Coincidentally, just a few days after the Saudi attack was revealed, an international coordinated operation managed to successfully dismantle a global cyber-criminal network known as “Avalanche”. This was the result of four years of investigation and cooperation between police in 30 countries and agencies such as FBI, Europol, Eurojust.
Despite the obvious benefits of using international cooperation in cybercrime, the Gulf countries remain outside these international efforts, thereby exposing their governments, corporations and citizens to increased vulnerability.
More aggressive, complex, organized and unpredictable
But two major reasons should be enough motivation for the GCC countries to revisit how they are approaching this globally daunting challenge. Firstly, on a strategic level, international cooperation helps identify the best responses to emerging challenges in cybercrime. Today’s cybercrime is more aggressive, more complex, more organized and – importantly - more unpredictable than before.
In trying to combat it and mitigate its impact, governments are finding themselves in uncharted waters coping with situations they are not able to predict or contain. And the life span of counter-cybercrime responses tend to be short-lived as new ways and techniques for perpetrating cybercrimes are developing on a continuous basis. So what might work today might not work in a month or even in weeks.
The technological knowledge of cyber criminals often exceeds that of the law enforcement agencies tasked to fight them, which intensifies the challenge of combatting cybercrime and makes the initiated efforts rudimentary. Therefore, the only way forward to fight cybercrime is one that is based on imagination, creativity and above all, cooperation.
Countries need to be sharing information, intelligence, experiences and lessons learned in order to find the best ways to curb cybercrime and tackle its emerging challenges, just as cybercriminals do the same within their own networks. The regulatory, legal and technological tools should be developed collectively and updated on a continuous basis. This is what international cooperation aims to achieve.
Secondly, on an operational level, international cooperation helps overcome challenges to cross-border criminal investigations and prosecutions. Cybercriminals have an upper hand over law enforcement agencies due to their modus operandi.
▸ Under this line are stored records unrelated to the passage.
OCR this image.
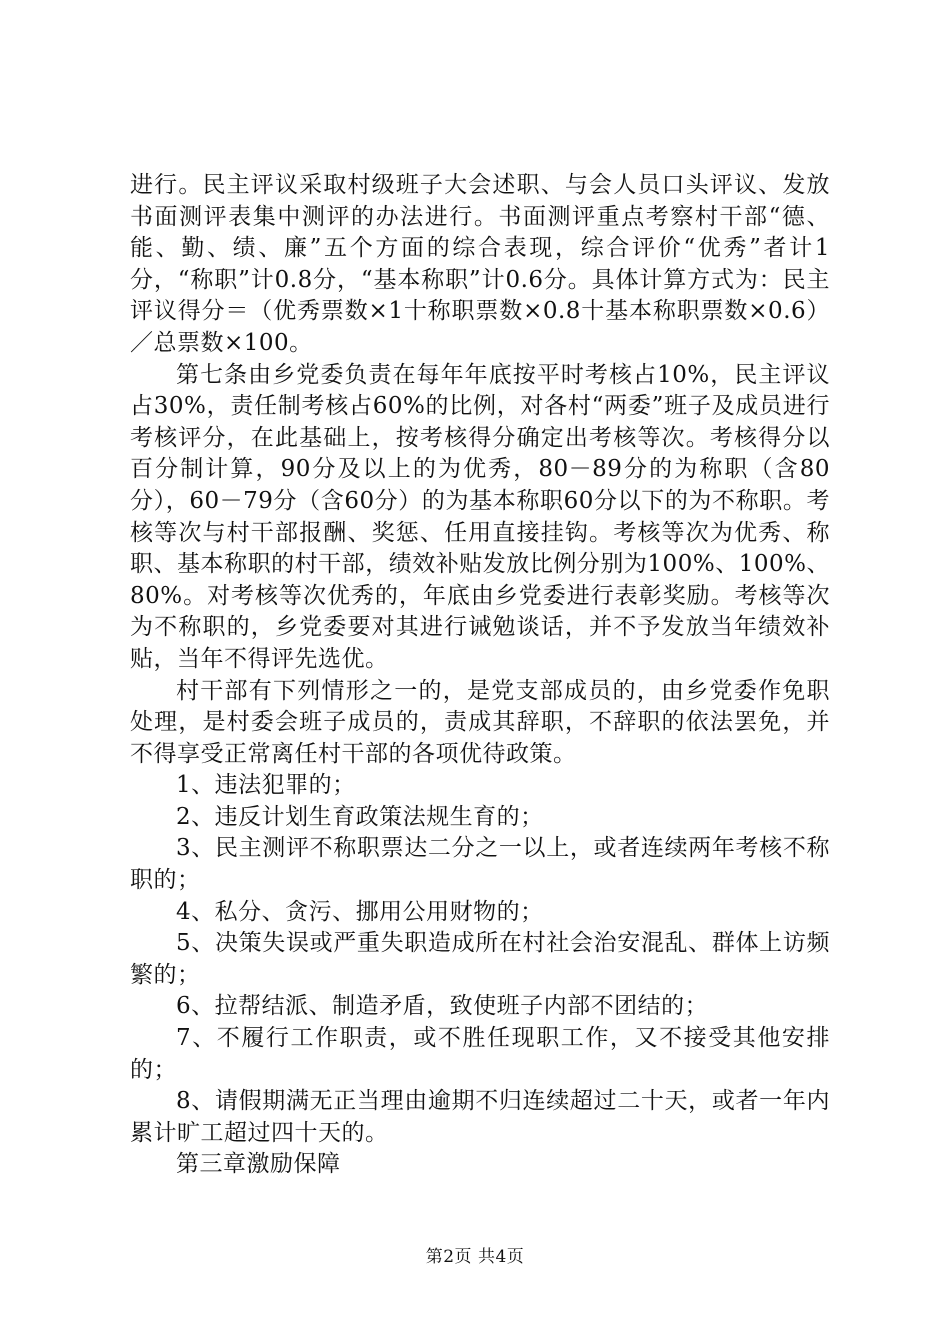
进行。民主评议采取村级班子大会述职、与会人员口头评议、发放书面测评表集中测评的办法进行。书面测评重点考察村干部“德、能、勤、绩、廉”五个方面的综合表现，综合评价“优秀”者计1分，“称职”计0.8分，“基本称职”计0.6分。具体计算方式为：民主评议得分＝（优秀票数×1十称职票数×0.8十基本称职票数×0.6）／总票数×100。

第七条由乡党委负责在每年年底按平时考核占10%，民主评议占30%，责任制考核占60%的比例，对各村“两委”班子及成员进行考核评分，在此基础上，按考核得分确定出考核等次。考核得分以百分制计算，90分及以上的为优秀，80－89分的为称职（含80分），60－79分（含60分）的为基本称职60分以下的为不称职。考核等次与村干部报酬、奖惩、任用直接挂钩。考核等次为优秀、称职、基本称职的村干部，绩效补贴发放比例分别为100%、100%、80%。对考核等次优秀的，年底由乡党委进行表彰奖励。考核等次为不称职的，乡党委要对其进行诫勉谈话，并不予发放当年绩效补贴，当年不得评先选优。

村干部有下列情形之一的，是党支部成员的，由乡党委作免职处理，是村委会班子成员的，责成其辞职，不辞职的依法罢免，并不得享受正常离任村干部的各项优待政策。

1、违法犯罪的；

2、违反计划生育政策法规生育的；

3、民主测评不称职票达二分之一以上，或者连续两年考核不称职的；

4、私分、贪污、挪用公用财物的；

5、决策失误或严重失职造成所在村社会治安混乱、群体上访频繁的；

6、拉帮结派、制造矛盾，致使班子内部不团结的；

7、不履行工作职责，或不胜任现职工作，又不接受其他安排的；

8、请假期满无正当理由逾期不归连续超过二十天，或者一年内累计旷工超过四十天的。

第三章激励保障

第2页 共4页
They tend to operate in organized groups, based in one or more jurisdictions while their actions affect computers and victims in other jurisdictions, and therefore other countries.
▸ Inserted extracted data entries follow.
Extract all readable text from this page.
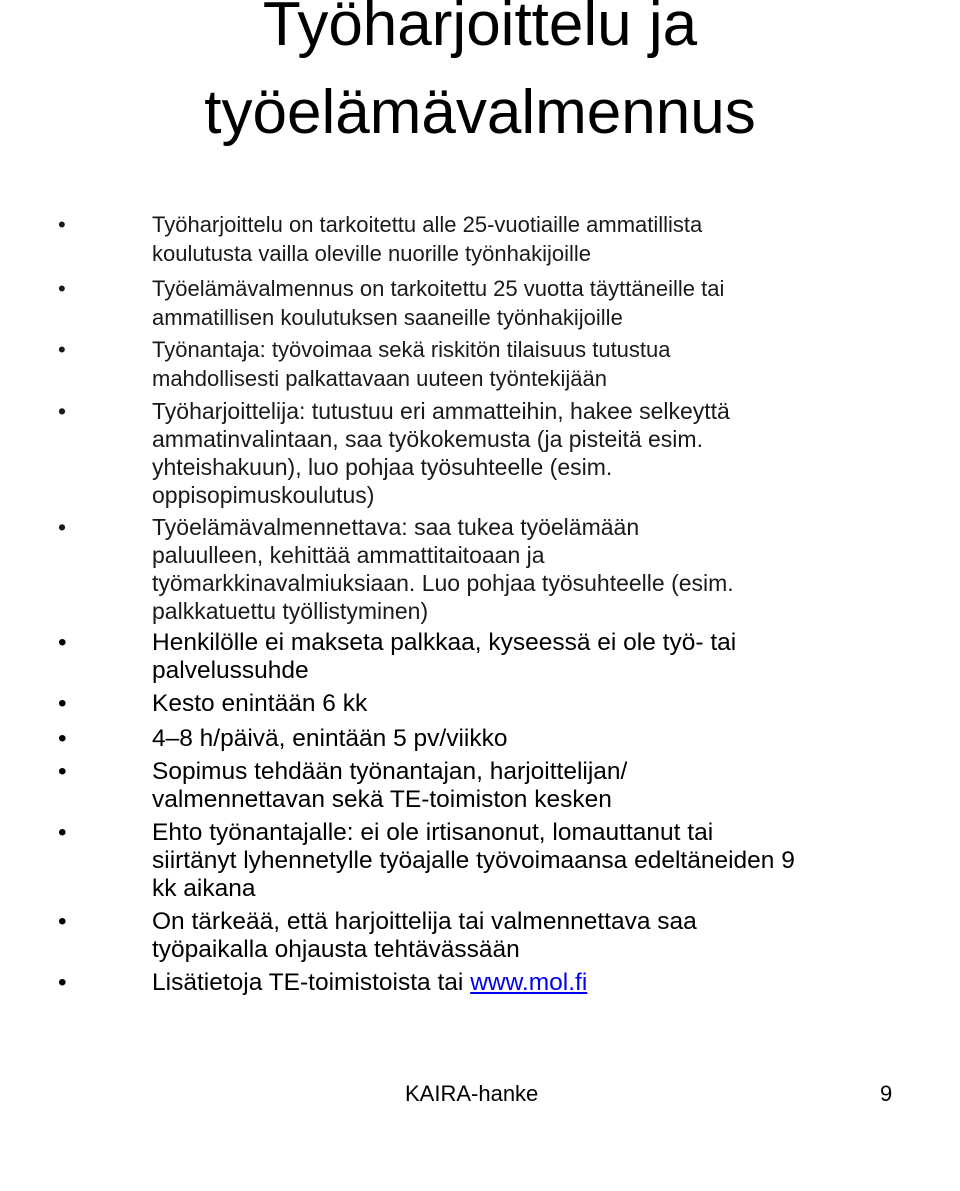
Työharjoittelu ja
työelämävalmennus
•	Työharjoittelu on tarkoitettu alle 25-vuotiaille ammatillista
koulutusta vailla oleville nuorille työnhakijoille
•	Työelämävalmennus on tarkoitettu 25 vuotta täyttäneille tai
ammatillisen koulutuksen saaneille työnhakijoille
•	Työnantaja: työvoimaa sekä riskitön tilaisuus tutustua
mahdollisesti palkattavaan uuteen työntekijään
•	Työharjoittelija: tutustuu eri ammatteihin, hakee selkeyttä
ammatinvalintaan, saa työkokemusta (ja pisteitä esim.
yhteishakuun), luo pohjaa työsuhteelle (esim.
oppisopimuskoulutus)
•	Työelämävalmennettava: saa tukea työelämään
paluulleen, kehittää ammattitaitoaan ja
työmarkkinavalmiuksiaan. Luo pohjaa työsuhteelle (esim.
palkkatuettu työllistyminen)
•	Henkilölle ei makseta palkkaa, kyseessä ei ole työ- tai
palvelussuhde
•	Kesto enintään 6 kk
•	4–8 h/päivä, enintään 5 pv/viikko
•	Sopimus tehdään työnantajan, harjoittelijan/
valmennettavan sekä TE-toimiston kesken
•	Ehto työnantajalle: ei ole irtisanonut, lomauttanut tai
siirtänyt lyhennetylle työajalle työvoimaansa edeltäneiden 9
kk aikana
•	On tärkeää, että harjoittelija tai valmennettava saa
työpaikalla ohjausta tehtävässään
•	Lisätietoja TE-toimistoista tai www.mol.fi
KAIRA-hanke	9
Given that law enforcement agencies, such as the police and the prosecution offices, are confined to their own national jurisdiction, their efforts in prosecution and in the timely collection of electronic evidence are made more complicated. And because of national sovereignty, any cross-border investigations have to be subject to proper legal channels to request assistance.
This process can be lengthy and complicated, limiting the success of the entire investigation and, more often than not, letting cybercriminals off the hook. However, international cooperation platforms, such as the 24/7 points of contact, do help mitigate this challenging environment, and international cooperation also provides law enforcement agencies with powers enabling them to effectively “join hands” in transnational criminal investigations - removing national barriers while still respecting the safeguards of the rule of law.
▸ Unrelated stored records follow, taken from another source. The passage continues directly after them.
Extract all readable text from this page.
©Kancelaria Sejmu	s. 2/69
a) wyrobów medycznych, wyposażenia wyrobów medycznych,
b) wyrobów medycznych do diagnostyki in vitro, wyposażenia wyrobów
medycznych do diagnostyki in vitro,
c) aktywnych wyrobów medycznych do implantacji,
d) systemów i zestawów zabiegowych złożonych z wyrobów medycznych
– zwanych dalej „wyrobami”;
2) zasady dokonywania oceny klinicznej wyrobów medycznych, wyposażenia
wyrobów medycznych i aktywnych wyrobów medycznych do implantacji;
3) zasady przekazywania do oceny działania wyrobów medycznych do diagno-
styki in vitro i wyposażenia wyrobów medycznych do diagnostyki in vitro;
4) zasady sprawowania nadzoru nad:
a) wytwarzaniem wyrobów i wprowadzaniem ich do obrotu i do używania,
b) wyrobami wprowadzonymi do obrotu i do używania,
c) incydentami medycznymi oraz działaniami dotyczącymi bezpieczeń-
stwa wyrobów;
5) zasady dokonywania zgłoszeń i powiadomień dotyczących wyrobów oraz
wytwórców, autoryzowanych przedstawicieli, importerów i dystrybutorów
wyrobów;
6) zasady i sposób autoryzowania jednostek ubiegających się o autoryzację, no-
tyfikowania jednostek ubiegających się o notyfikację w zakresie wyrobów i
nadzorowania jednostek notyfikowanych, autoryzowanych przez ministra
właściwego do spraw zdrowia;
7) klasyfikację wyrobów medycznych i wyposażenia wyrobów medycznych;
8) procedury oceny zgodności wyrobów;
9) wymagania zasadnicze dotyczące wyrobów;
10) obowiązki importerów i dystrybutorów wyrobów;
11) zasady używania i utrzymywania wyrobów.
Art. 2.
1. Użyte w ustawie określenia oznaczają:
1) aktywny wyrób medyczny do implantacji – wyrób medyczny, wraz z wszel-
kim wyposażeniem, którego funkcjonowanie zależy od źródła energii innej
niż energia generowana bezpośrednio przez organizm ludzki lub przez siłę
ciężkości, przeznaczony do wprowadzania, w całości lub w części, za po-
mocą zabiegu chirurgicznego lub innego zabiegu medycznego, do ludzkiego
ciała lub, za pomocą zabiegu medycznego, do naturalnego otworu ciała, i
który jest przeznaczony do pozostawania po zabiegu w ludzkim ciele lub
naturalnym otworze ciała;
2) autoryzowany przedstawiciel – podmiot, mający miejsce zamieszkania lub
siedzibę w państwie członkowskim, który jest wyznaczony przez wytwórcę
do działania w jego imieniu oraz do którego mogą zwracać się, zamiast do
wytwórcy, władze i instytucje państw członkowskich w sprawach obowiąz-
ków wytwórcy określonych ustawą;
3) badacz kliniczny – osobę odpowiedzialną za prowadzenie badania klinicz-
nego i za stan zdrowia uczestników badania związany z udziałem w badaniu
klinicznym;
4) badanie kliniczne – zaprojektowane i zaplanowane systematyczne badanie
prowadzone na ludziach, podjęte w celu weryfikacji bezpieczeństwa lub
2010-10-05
The simple reality is that, as things stand, current international cooperation is a conversation involving just one-third of the world. The Convention on Cybercrime (also known as the Budapest Convention) is considered the most relevant international instrument on fighting cybercrime – but currently it only has 50 states as parties to it and another dozen as either signatories or countries in the process of accession. And none of the GCC countries are signatories.
This situation is having a negative impact on the global fight against cybercrime and is widening the global divide in terms of capacity and response. Being vigilant is not enough. In 2012, the Shamoon malware attack on oil giants Saudi Aramco became known as the world’s biggest hack in history. And yet, fast forward to November 2016, and it is known that the attack on Saudi’s transport sector and other government agencies used the same malware.
The investigation into the attack is still ongoing, the motivation behind it and the ultimate damage caused is yet to be announced. But clearly little has been learned in those four years. By maintaining a solo approach, the GCC is unnecessarily jeopardizing its security and economic prosperity by exposing its governments, corporations and citizens to increased vulnerability.
Counter-cybercrime efforts can no longer be developed in isolation, and international cooperation is essential to successfully combatting the threats. If the GCC countries want to ensure safe internet infrastructure and boost their economic prosperity, they must couple cybersecurity investments with international cooperation efforts and establish themselves as major players in the fight against cybercrime.